Related papers: SCP-Diff: Spatial-Categorical Joint Prior for Diffusion Based Semantic Image Synthesis

SCP-Diff: Spatial-Categorical Joint Prior for Diffusion Based Semantic Image Synthesis

URL: http://arxiv.org/abs/2403.09638v2
Date: Tue, 16 Jul 2024 12:40:17 GMT
Title: SCP-Diff: Spatial-Categorical Joint Prior for Diffusion Based Semantic Image Synthesis
Authors: Huan-ang Gao, Mingju Gao, Jiaju Li, Wenyi Li, Rong Zhi, Hao Tang, Hao Zhao,
Abstract summary: SCP-Diff sets new state-of-the-art results in SIS on Cityscapes, ADE20K and COCO-Stuff, yielding a FID as low as 10.53 on Cityscapes.
Score: 8.768077629120915
License: http://creativecommons.org/licenses/by-sa/4.0/
Abstract: Semantic image synthesis (SIS) shows good promises for sensor simulation. However, current best practices in this field, based on GANs, have not yet reached the desired level of quality.
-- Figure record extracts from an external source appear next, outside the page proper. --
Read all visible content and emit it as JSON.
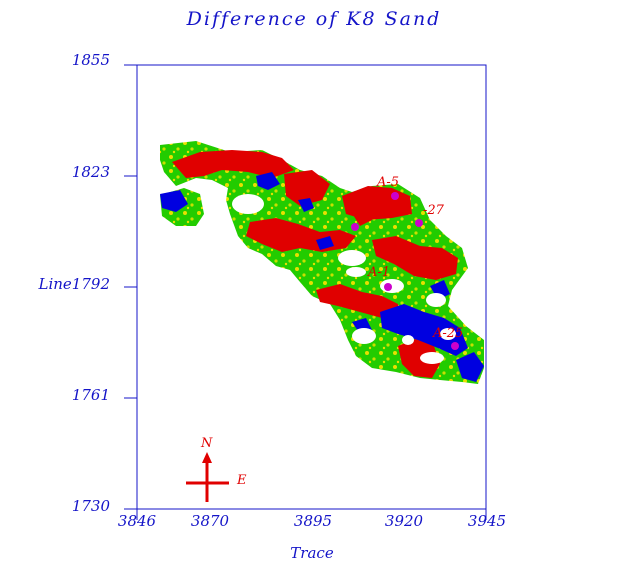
{
  "title": "Difference  of  K8  Sand",
  "x_axis": {
    "label": "Trace",
    "ticks": [
      "3846",
      "3870",
      "3895",
      "3920",
      "3945"
    ]
  },
  "y_axis": {
    "ticks": [
      "1855",
      "1823",
      "Line1792",
      "1761",
      "1730"
    ]
  },
  "wells": [
    {
      "name": "A-5",
      "trace": 3920,
      "line": 1818
    },
    {
      "name": "-27",
      "trace": 3926,
      "line": 1810
    },
    {
      "name": "",
      "trace": 3910,
      "line": 1809
    },
    {
      "name": "A-1",
      "trace": 3917,
      "line": 1792
    },
    {
      "name": "A-25",
      "trace": 3939,
      "line": 1775
    }
  ],
  "compass": {
    "north": "N",
    "east": "E"
  },
  "colors": {
    "axis": "#1414c8",
    "high": "#e00000",
    "mid": "#22cc00",
    "low": "#0000e0",
    "transition": "#e8e000",
    "well": "#cc00cc"
  }
}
As latent diffusion models make significant strides in image generation, we are prompted to evaluate ControlNet, a notable method for its dense control capabilities. Our investigation uncovered two primary issues with its results: the presence of weird sub-structures within large semantic areas and the misalignment of content with the semantic mask. Through empirical study, we pinpointed the cause of these problems as a mismatch between the noised training data distribution and the standard normal prior applied at the inference stage. To address this challenge, we developed specific noise priors for SIS, encompassing spatial, categorical, and a novel spatial-categorical joint prior for inference. This approach, which we have named SCP-Diff, has set new state-of-the-art results in SIS on Cityscapes, ADE20K and COCO-Stuff, yielding a FID as low as 10.53 on Cityscapes. The code and models can be accessed via the project page.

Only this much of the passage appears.